Energy Business

Federal Judge Stops Keystone XL Pipeline, Requires Further Environmental Review

A federal district court judge in Montana has blocked construction of the Keystone XL pipeline and required the government to review again its environmental impact. The ruling overrides an executive order signed by President Trump just two days after he took office in January 2017.

TransCanada Corp. (NYSE: TRP) first proposed the 830,000 barrel-per-day pipeline expansion 10 years ago, and in 2016 the Obama administration refused to approve the project. Trump’s executive order reversed that decision but spawned more lawsuits seeking to stop the pipeline’s construction.

Thursday’s ruling came in a lawsuit filed by the Indigenous Environmental Network, the North Coast River Alliance and the Northern Plains Resource Council, alleging that the U.S. Department of State violated federal law when it issued a presidential permit to allow TransCanada to construct the Keystone XL pipeline.

In his ruling, Judge Brian Morris sided with the plaintiffs on the need for a new supplemental environmental impact statement (SEIS) based on factors including a drastic change in crude oil prices between 2014, when the most recent SEIS was completed, and 2017. The 2014 study assumed crude prices of $100 to $140 a barrel over 20 years. Since then, prices have dropped to around $60 a barrel and the impact of that change needs to be addressed again. In fact, Western Canadian Select crude sold for a mere $13 a barrel Friday morning, a discount of $46 a barrel to benchmark West Texas Intermediate.

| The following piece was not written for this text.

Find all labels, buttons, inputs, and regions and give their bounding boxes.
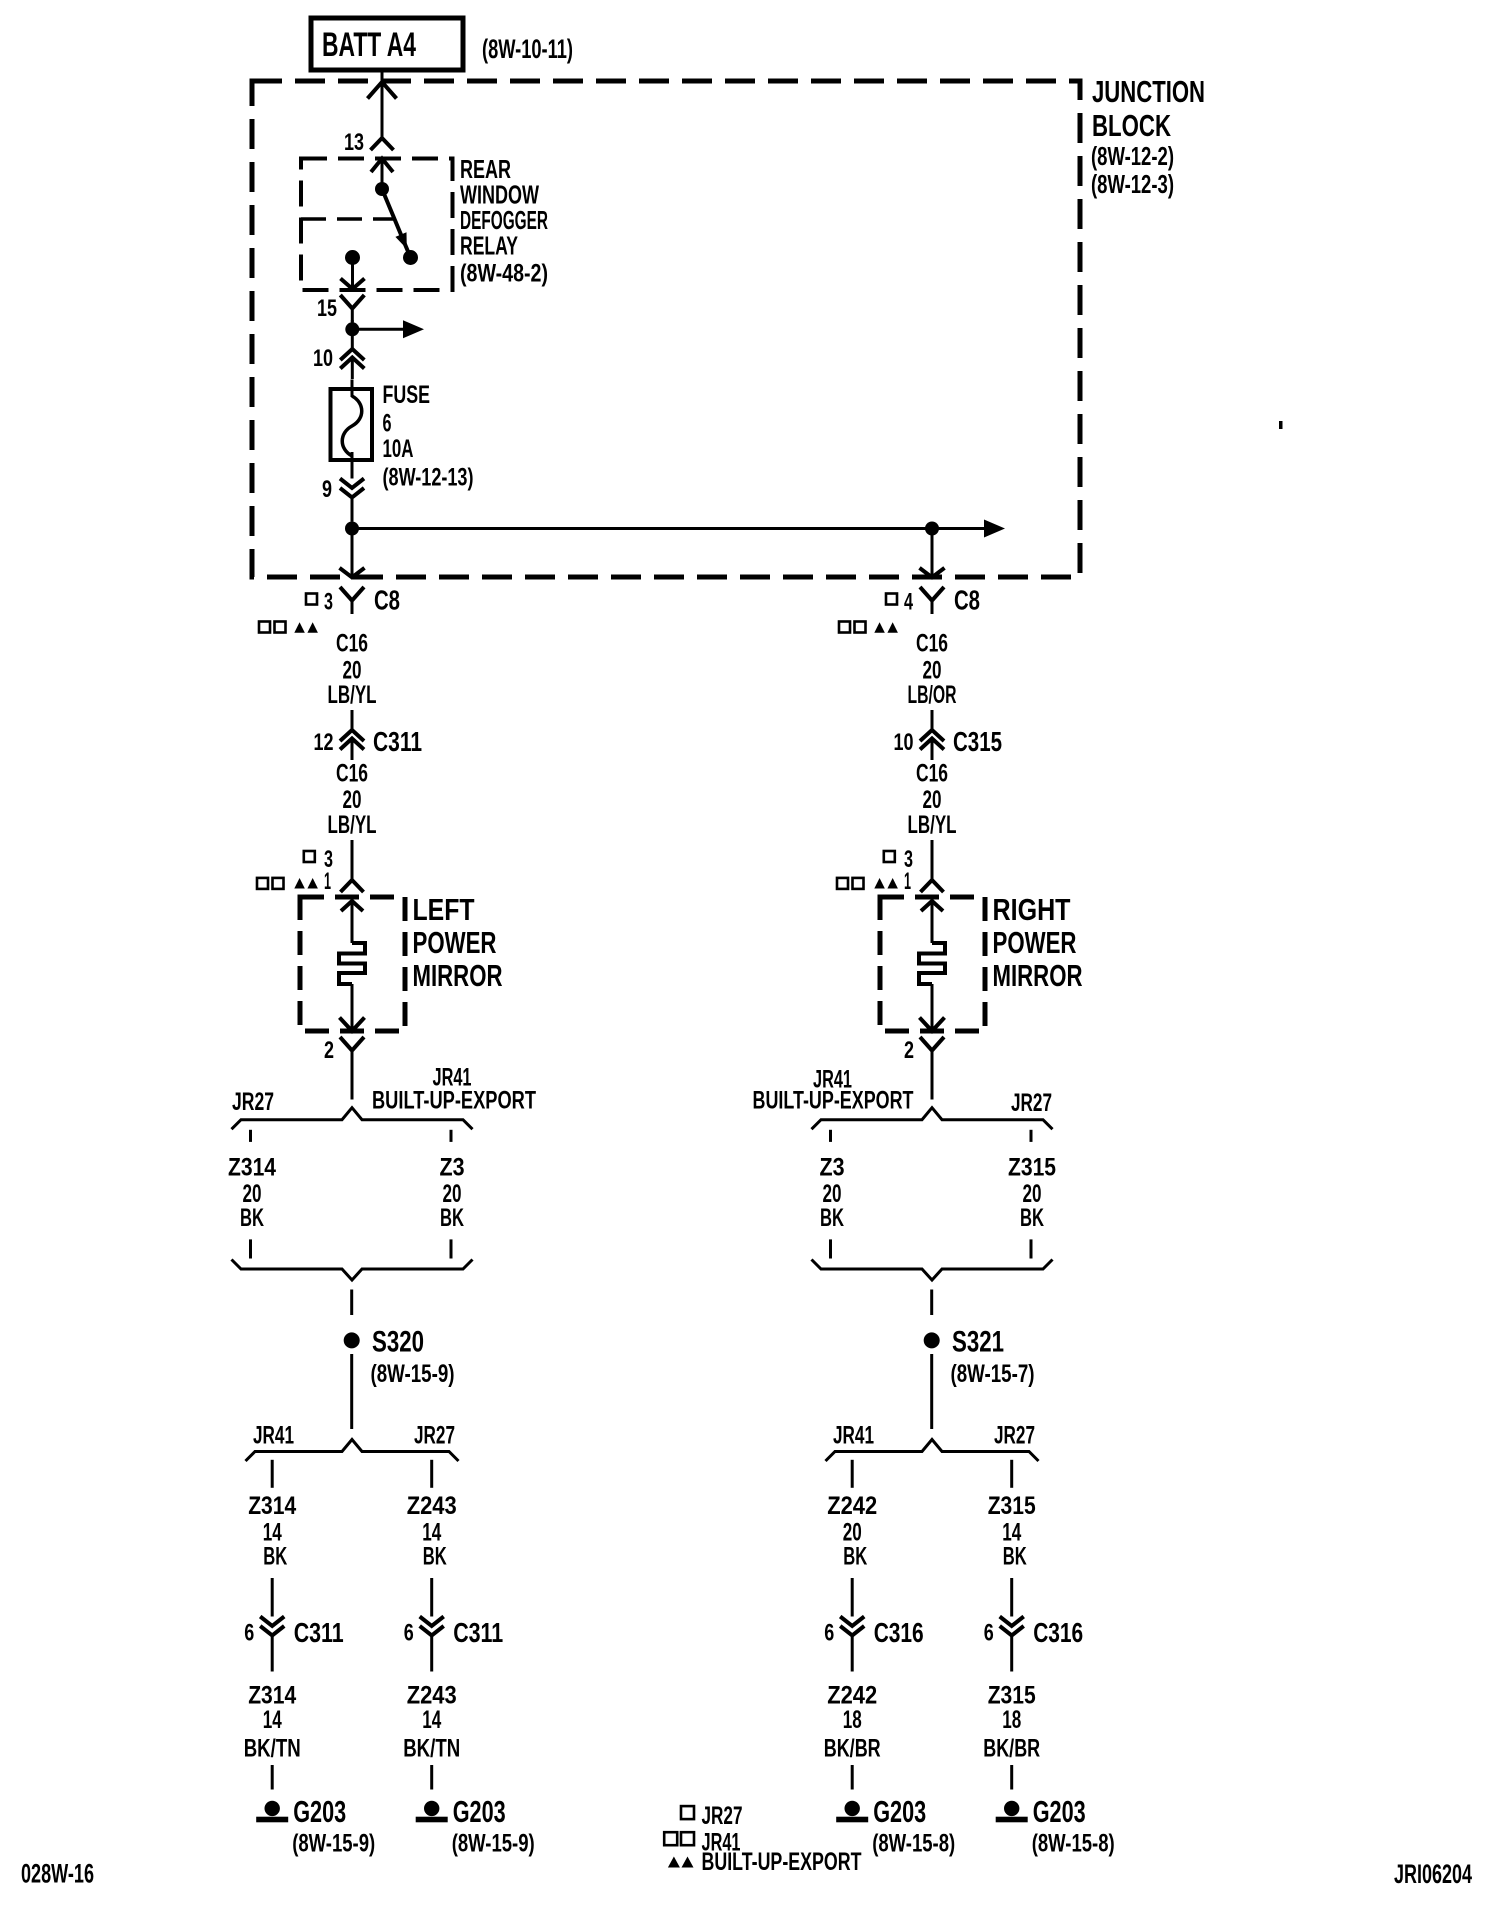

That’s not all. When the Obama State Department denied a permit for the pipeline in 2015, it “relied heavily on the United States’s role in climate leadership,” according to Morris’s decision. When the Trump State Department issued a new decision in 2017, it argued that a decision to approve the pipeline “would support U.S. priorities relating to energy security, economic development, and infrastructure.” The Trump State Department argued that this reversal was merely a policy shift and not “arbitrary and capricious” as plaintiffs had alleged.

Citing a 2015 ruling by the Ninth Circuit in different cases (referred to as Kake and State Farm in Thursday’s ruling), Judge Morris writes:

The [State] Department possesses the authority to give more weight to energy security in 2017 than it had in 2015. … Kake and State Farm … make clear, however, that “even when reversing a policy after an election, an agency may not simply discard prior factual findings without a reasoned explanation.” … The Department did not merely make a policy shift in its stance on the United States’s role on climate change. It simultaneously ignored the 2015 [State Department decision’s] Section 6.3 titled “Climate Change-Related Foreign Policy Considerations.”

In other words, the Trump State Department can neither discard nor ignore legal precedent.

Neither TransCanada nor the Trump administration has issued a statement on the court’s Thursday ruling.

The New York Times has made the 54-page written decision available.

TransCanada’s stock traded down nearly 2% shortly after Friday’s opening bell, at $38.95 in a 52-week range of $37.24 to $51.07.